Capacity is the main constraint. The final step assigns the best offer to each customer while respecting offer limits on both targeting volume and expected acceptances.

create temp table mart_offer_allocation as
with cand as (
  select
    c.customer_id,
    c.card_account_id,
    c.offer_id,
    c.offer_name,
    c.offer_type,
    c.capacity_targets,
    c.capacity_accepts,
    c.unit_marketing_cost,
    c.unit_incentive_cost,
    c.priority_score
  from mart_offer_candidates c
),
readout as (
  select
    offer_id,
    inc_profit_per_cust
  from mart_offer_readout
),
scored as (
  select
    cand.*,
    coalesce(r.inc_profit_per_cust, 0) as inc_profit_per_cust,
    case
      when cand.offer_id = 1 then 0.18
      when cand.offer_id = 2 then 0.14
      when cand.offer_id = 3 then 0.16
      else 0.08
    end as p_accept,
    (coalesce(r.inc_profit_per_cust,0)
      - cand.unit_marketing_cost
      - (case
          when cand.offer_id = 1 then 0.18
          when cand.offer_id = 2 then 0.14
          when cand.offer_id = 3 then 0.16
          else 0.08
        end) * cand.unit_incentive_cost
    ) as exp_net_value
  from cand
  left join readout r on r.offer_id = cand.offer_id
),
best_offer_per_customer as (
  select *
  from (
    select
      s.*,
      row_number() over (partition by customer_id order by exp_net_value desc, priority_score desc) as rn
    from scored s
  ) x
  where rn = 1
),
within_capacity as (
  select *
  from (
    select
      b.*,
      row_number() over (partition by offer_id order by exp_net_value desc) as offer_rank
    from best_offer_per_customer b
  ) y
  where offer_rank <= capacity_targets
)
select * from within_capacity;

select
  offer_name,
  count(*) as customers_targeted,
  round(avg(exp_net_value)::numeric, 2) as avg_expected_net_value,
  round(sum(exp_net_value)::numeric, 2) as total_expected_net_value
from mart_offer_allocation
where exp_net_value > 0
group by 1
order by total_expected_net_value desc;

A typical roll-up looks like this:

offer_name customers_targeted avg_expected_net_value total_expected_net_value
Avion Infinite → Infinite Privilege: Premium Upgrade 1,120 2.31 2,587.20
ION → Avion Visa Infinite: Tier Upgrade 4,905 0.86 4,218.30

9. Signals Delivered in this Project

The workflow starts with grains and joins, because that is where credit card analytics usually breaks. Points are not treated as a given. They are generated from transactions through a policy engine, which keeps rewards logic consistent and auditable. Profit is framed as a margin proxy that includes rewards cost and an expected-loss assumption, so performance is evaluated in economic terms, not just activity.

Decisioning is the next constraint.
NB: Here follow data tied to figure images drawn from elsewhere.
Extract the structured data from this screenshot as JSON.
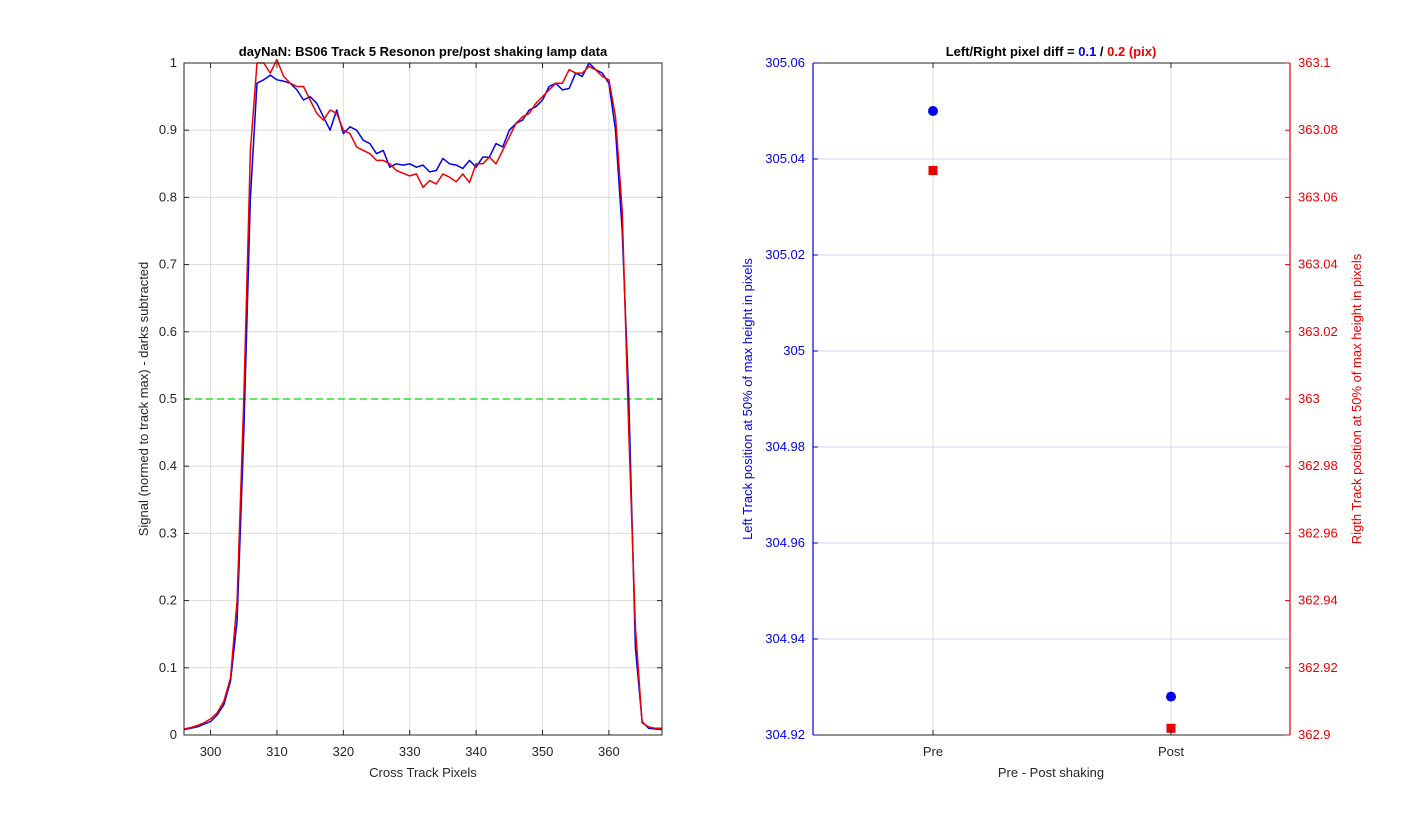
{
  "chart_data": [
    {
      "type": "line",
      "title": "dayNaN: BS06  Track 5 Resonon pre/post shaking lamp data",
      "xlabel": "Cross Track Pixels",
      "ylabel": "Signal (normed to track max) - darks subtracted",
      "xlim": [
        296,
        368
      ],
      "ylim": [
        0,
        1
      ],
      "xticks": [
        "300",
        "310",
        "320",
        "330",
        "340",
        "350",
        "360"
      ],
      "yticks": [
        "0",
        "0.1",
        "0.2",
        "0.3",
        "0.4",
        "0.5",
        "0.6",
        "0.7",
        "0.8",
        "0.9",
        "1"
      ],
      "grid": true,
      "reference_line": {
        "y": 0.5,
        "color": "#33dd33",
        "style": "dashed"
      },
      "series": [
        {
          "color": "#0000ee",
          "x": [
            296,
            297,
            298,
            299,
            300,
            301,
            302,
            303,
            304,
            305,
            306,
            307,
            308,
            309,
            310,
            311,
            312,
            313,
            314,
            315,
            316,
            317,
            318,
            319,
            320,
            321,
            322,
            323,
            324,
            325,
            326,
            327,
            328,
            329,
            330,
            331,
            332,
            333,
            334,
            335,
            336,
            337,
            338,
            339,
            340,
            341,
            342,
            343,
            344,
            345,
            346,
            347,
            348,
            349,
            350,
            351,
            352,
            353,
            354,
            355,
            356,
            357,
            358,
            359,
            360,
            361,
            362,
            363,
            364,
            365,
            366,
            367,
            368
          ],
          "y": [
            0.008,
            0.01,
            0.012,
            0.016,
            0.02,
            0.03,
            0.045,
            0.08,
            0.17,
            0.45,
            0.8,
            0.97,
            0.975,
            0.982,
            0.975,
            0.973,
            0.97,
            0.96,
            0.945,
            0.95,
            0.94,
            0.92,
            0.9,
            0.93,
            0.895,
            0.905,
            0.9,
            0.885,
            0.88,
            0.865,
            0.87,
            0.845,
            0.85,
            0.848,
            0.85,
            0.845,
            0.848,
            0.838,
            0.84,
            0.858,
            0.85,
            0.848,
            0.843,
            0.855,
            0.845,
            0.86,
            0.86,
            0.88,
            0.875,
            0.9,
            0.91,
            0.915,
            0.93,
            0.935,
            0.945,
            0.965,
            0.97,
            0.96,
            0.962,
            0.985,
            0.98,
            1.0,
            0.99,
            0.985,
            0.97,
            0.9,
            0.75,
            0.5,
            0.13,
            0.02,
            0.01,
            0.009,
            0.008
          ]
        },
        {
          "color": "#ee0000",
          "x": [
            296,
            297,
            298,
            299,
            300,
            301,
            302,
            303,
            304,
            305,
            306,
            307,
            308,
            309,
            310,
            311,
            312,
            313,
            314,
            315,
            316,
            317,
            318,
            319,
            320,
            321,
            322,
            323,
            324,
            325,
            326,
            327,
            328,
            329,
            330,
            331,
            332,
            333,
            334,
            335,
            336,
            337,
            338,
            339,
            340,
            341,
            342,
            343,
            344,
            345,
            346,
            347,
            348,
            349,
            350,
            351,
            352,
            353,
            354,
            355,
            356,
            357,
            358,
            359,
            360,
            361,
            362,
            363,
            364,
            365,
            366,
            367,
            368
          ],
          "y": [
            0.009,
            0.011,
            0.014,
            0.018,
            0.024,
            0.033,
            0.05,
            0.085,
            0.2,
            0.5,
            0.87,
            1.0,
            1.0,
            0.985,
            1.005,
            0.98,
            0.97,
            0.965,
            0.965,
            0.945,
            0.925,
            0.915,
            0.93,
            0.925,
            0.9,
            0.895,
            0.875,
            0.87,
            0.865,
            0.855,
            0.855,
            0.85,
            0.84,
            0.836,
            0.832,
            0.835,
            0.815,
            0.825,
            0.82,
            0.835,
            0.83,
            0.823,
            0.835,
            0.822,
            0.85,
            0.85,
            0.86,
            0.85,
            0.87,
            0.89,
            0.91,
            0.92,
            0.925,
            0.94,
            0.95,
            0.96,
            0.97,
            0.97,
            0.99,
            0.985,
            0.985,
            0.995,
            0.99,
            0.98,
            0.975,
            0.92,
            0.78,
            0.45,
            0.16,
            0.018,
            0.012,
            0.01,
            0.01
          ]
        }
      ]
    },
    {
      "type": "scatter",
      "title_parts": [
        {
          "text": "Left/Right pixel diff = ",
          "color": "#000000"
        },
        {
          "text": "0.1",
          "color": "#0000ee"
        },
        {
          "text": " / ",
          "color": "#000000"
        },
        {
          "text": "0.2",
          "color": "#ee0000"
        },
        {
          "text": " (pix)",
          "color": "#ee0000"
        }
      ],
      "xlabel": "Pre - Post shaking",
      "categories": [
        "Pre",
        "Post"
      ],
      "grid": true,
      "left_axis": {
        "label": "Left Track position at 50% of max height in pixels",
        "color": "#0000ee",
        "ylim": [
          304.92,
          305.06
        ],
        "ticks": [
          304.92,
          304.94,
          304.96,
          304.98,
          305.0,
          305.02,
          305.04,
          305.06
        ],
        "tick_labels": [
          "304.92",
          "304.94",
          "304.96",
          "304.98",
          "305",
          "305.02",
          "305.04",
          "305.06"
        ],
        "values": [
          305.05,
          304.928
        ],
        "marker": "circle"
      },
      "right_axis": {
        "label": "Rigth Track position at 50% of max height in pixels",
        "color": "#ee0000",
        "ylim": [
          362.9,
          363.1
        ],
        "ticks": [
          362.9,
          362.92,
          362.94,
          362.96,
          362.98,
          363.0,
          363.02,
          363.04,
          363.06,
          363.08,
          363.1
        ],
        "tick_labels": [
          "362.9",
          "362.92",
          "362.94",
          "362.96",
          "362.98",
          "363",
          "363.02",
          "363.04",
          "363.06",
          "363.08",
          "363.1"
        ],
        "values": [
          363.068,
          362.902
        ],
        "marker": "square"
      }
    }
  ]
}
Targeting respects eligibility and capacity limits, because real programs cannot send offers to everyone and absorb every acceptance. Incrementality is measured with an explicit treatment versus control design, so lift is separated from baseline drift. The output is a decision table that assigns expected net value per customer under those constraints.

The key fragility is parameter risk. In production, the next step is a small sensitivity sweep: vary rewards cost per point, revolve rate, and the profit-per-dollar proxy. That quickly shows what is stable, what is sensitive, and where the model needs tighter assumptions.